Compliance probably technically went up since you no longer have the bulk of the traffic rolling it.
Waymo might have taxis that work in nice daytime streets (but with remote “drone operators”). But dollars to doughnuts someone will try something like this on a waymo taxi the minute it hits reddit front page.
The business model of self driving cars does not include building seperated roadways and junctions. I suspect long distance passenger and light loads are viable (most highways can be expanded to have one or more robo-lanes) but cities are most likely to have drone operators keeping things going and autonomous systems for handling loss of connection etc. the business models are there - they just don’t look like KITT - sadly
and once this video gets posted to reddit, an hour later every waymo in the world will be in a ditch
> While EMMA shows great promise, we recognize several of its challenges. EMMA's current limitations in processing long-term video sequences restricts its ability to reason about real-time driving scenarios — long-term memory would be crucial in enabling EMMA to anticipate and respond in complex evolving situations...
They're still in the process of researching it, noting in that post implies VLM are actively being used by those companies for anything in production.

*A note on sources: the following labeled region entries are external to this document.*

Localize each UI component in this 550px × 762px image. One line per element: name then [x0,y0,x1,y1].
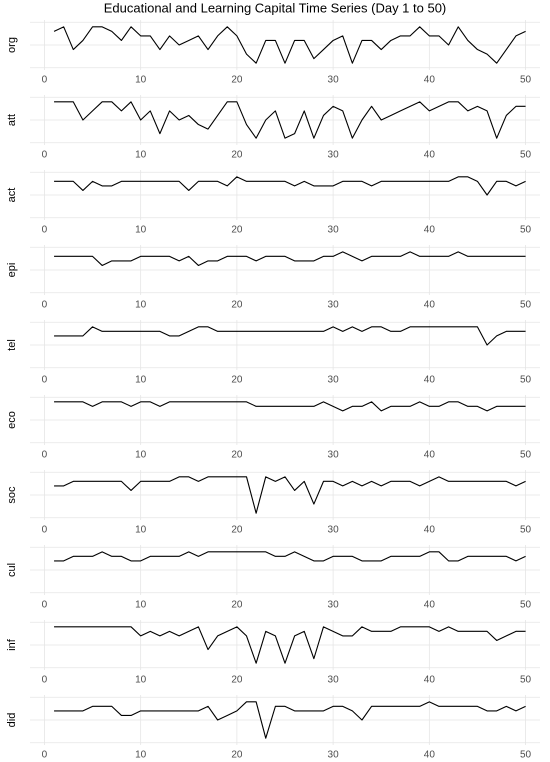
panel: 0 10 20 30 40 50 cul [6,545,540,611]
panel: 0 10 20 30 40 50 org [6,20,540,86]
x-tick-label: 30 [328,675,340,686]
x-tick-label: 0 [42,150,48,161]
x-tick-label: 20 [231,75,243,86]
series-line [54,626,526,664]
x-tick-label: 50 [520,225,532,236]
x-tick-label: 0 [42,75,48,86]
x-tick-label: 20 [231,675,243,686]
series-line [53,26,526,64]
x-tick-label: 10 [135,525,147,536]
x-tick-label: 40 [424,450,436,461]
panel: 0 10 20 30 40 50 epi [6,245,540,311]
panel-label: eco [6,411,18,429]
x-tick-label: 10 [135,225,147,236]
panel-label: cul [6,563,18,577]
x-tick-label: 20 [231,525,243,536]
series-line [54,401,526,412]
panel: 0 10 20 30 40 50 act [6,170,540,236]
x-tick-label: 50 [520,750,532,761]
x-tick-label: 40 [424,375,436,386]
x-tick-label: 10 [135,675,147,686]
x-tick-label: 50 [520,300,532,311]
x-tick-label: 0 [42,225,48,236]
x-tick-label: 50 [520,525,532,536]
x-tick-label: 10 [135,300,147,311]
x-tick-label: 0 [42,450,48,461]
x-tick-label: 40 [424,525,436,536]
x-tick-label: 50 [520,75,532,86]
x-tick-label: 40 [424,225,436,236]
x-tick-label: 40 [424,675,436,686]
x-tick-label: 40 [424,300,436,311]
series-line [54,476,526,514]
chart-title: Educational and Learning Capital Time Se… [104,0,447,15]
x-tick-label: 30 [328,450,340,461]
panel-label: act [6,188,18,203]
panel-label: soc [6,486,18,504]
x-tick-label: 30 [328,750,340,761]
x-tick-label: 30 [328,150,340,161]
x-tick-label: 50 [520,675,532,686]
panel: 0 10 20 30 40 50 inf [6,620,540,686]
panel: 0 10 20 30 40 50 tel [6,320,540,386]
x-tick-label: 40 [424,75,436,86]
series-line [54,101,526,139]
x-tick-label: 20 [231,450,243,461]
panel-label: inf [6,638,18,651]
x-tick-label: 0 [42,675,48,686]
x-tick-label: 0 [42,300,48,311]
x-tick-label: 0 [42,750,48,761]
panel-label: epi [6,263,18,278]
panel-label: att [6,114,18,126]
x-tick-label: 40 [424,600,436,611]
series-line [54,701,526,739]
x-tick-label: 20 [231,225,243,236]
x-tick-label: 40 [424,750,436,761]
series-line [54,326,526,346]
x-tick-label: 0 [42,375,48,386]
x-tick-label: 10 [135,750,147,761]
x-tick-label: 0 [42,600,48,611]
x-tick-label: 10 [135,600,147,611]
series-line [54,551,526,562]
panel-label: tel [6,339,18,351]
x-tick-label: 0 [42,525,48,536]
x-tick-label: 20 [231,150,243,161]
x-tick-label: 30 [328,75,340,86]
panel-label: did [6,713,18,728]
x-tick-label: 10 [135,150,147,161]
x-tick-label: 50 [520,150,532,161]
x-tick-label: 10 [135,375,147,386]
x-tick-label: 20 [231,750,243,761]
x-tick-label: 10 [135,450,147,461]
x-tick-label: 30 [328,600,340,611]
x-tick-label: 10 [135,75,147,86]
x-tick-label: 30 [328,375,340,386]
x-tick-label: 20 [231,375,243,386]
x-tick-label: 30 [328,525,340,536]
panel: 0 10 20 30 40 50 att [6,95,540,161]
x-tick-label: 30 [328,225,340,236]
x-tick-label: 50 [520,600,532,611]
x-tick-label: 20 [231,300,243,311]
panel: 0 10 20 30 40 50 soc [6,470,540,536]
x-tick-label: 50 [520,375,532,386]
x-tick-label: 40 [424,150,436,161]
x-tick-label: 20 [231,600,243,611]
series-line [54,251,526,266]
x-tick-label: 30 [328,300,340,311]
series-line [54,176,526,196]
x-tick-label: 50 [520,450,532,461]
panel: 0 10 20 30 40 50 eco [6,395,540,461]
panel-label: org [6,37,18,53]
panel: 0 10 20 30 40 50 did [6,695,540,761]
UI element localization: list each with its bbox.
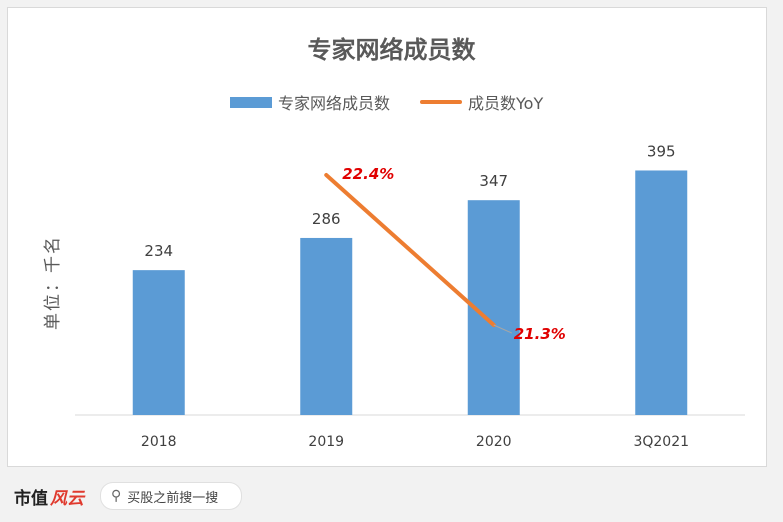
bar-value-label: 234 <box>144 242 173 260</box>
legend-label-bars: 专家网络成员数 <box>278 94 391 113</box>
x-tick-label: 2019 <box>308 434 344 450</box>
footer-bar: 市值 风云 ⚲ 买股之前搜一搜 <box>0 470 783 522</box>
bar-2019 <box>300 237 353 415</box>
chart-title: 专家网络成员数 <box>307 36 476 64</box>
bar-value-label: 286 <box>312 210 341 228</box>
logo-text: 市值 <box>14 489 48 509</box>
bar-3Q2021 <box>635 170 688 415</box>
bar-value-label: 347 <box>479 172 508 190</box>
legend-label-line: 成员数YoY <box>468 94 544 113</box>
yoy-data-label: 21.3% <box>514 325 566 343</box>
search-icon: ⚲ <box>111 488 122 504</box>
chart-legend: 专家网络成员数 成员数YoY <box>230 90 573 114</box>
legend-item-line: 成员数YoY <box>420 90 543 114</box>
search-button[interactable]: ⚲ 买股之前搜一搜 <box>100 482 242 510</box>
logo-accent: 风云 <box>50 489 84 509</box>
x-tick-label: 2020 <box>476 434 512 450</box>
bar-2018 <box>132 270 185 415</box>
yoy-line <box>324 173 496 327</box>
x-tick-label: 2018 <box>141 434 177 450</box>
bar-value-label: 395 <box>647 142 676 160</box>
yoy-data-label: 22.4% <box>342 165 394 183</box>
chart-plot: 234 2018 286 2019 347 2020 395 3Q2021 22.4% 21.3% <box>75 142 745 450</box>
site-logo[interactable]: 市值 风云 <box>14 484 84 509</box>
search-label: 买股之前搜一搜 <box>127 490 219 506</box>
legend-item-bars: 专家网络成员数 <box>230 90 390 114</box>
yoy-leader-line <box>493 324 512 334</box>
legend-swatch-bars <box>230 96 272 108</box>
legend-swatch-line <box>420 100 463 104</box>
x-tick-label: 3Q2021 <box>633 434 689 450</box>
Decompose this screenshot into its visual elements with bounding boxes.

we will not have achieved true AGI till we start seeing bumper stickers (especially Saturday mornings) that say "This Waymo Brakes for Yard Sales"
I expect a self driving car to be able to read and follow a handwritten sign saying, say, "Accident ahaed. Use right lane." despite the typo and the fact that it hasn't seen this kind of sign before. I'd expect a human to pay it due attention to.
I would not expect a human to follow the sign in the article ("Proceed") in the case illustrated where there were pedestrians already crossing the road and this would cause a collision. Even if a human driver takes the sign seriously, he knows that collision avoidance takes priority over any signage.
There is something wrong with a model that has the opposite behaviour here.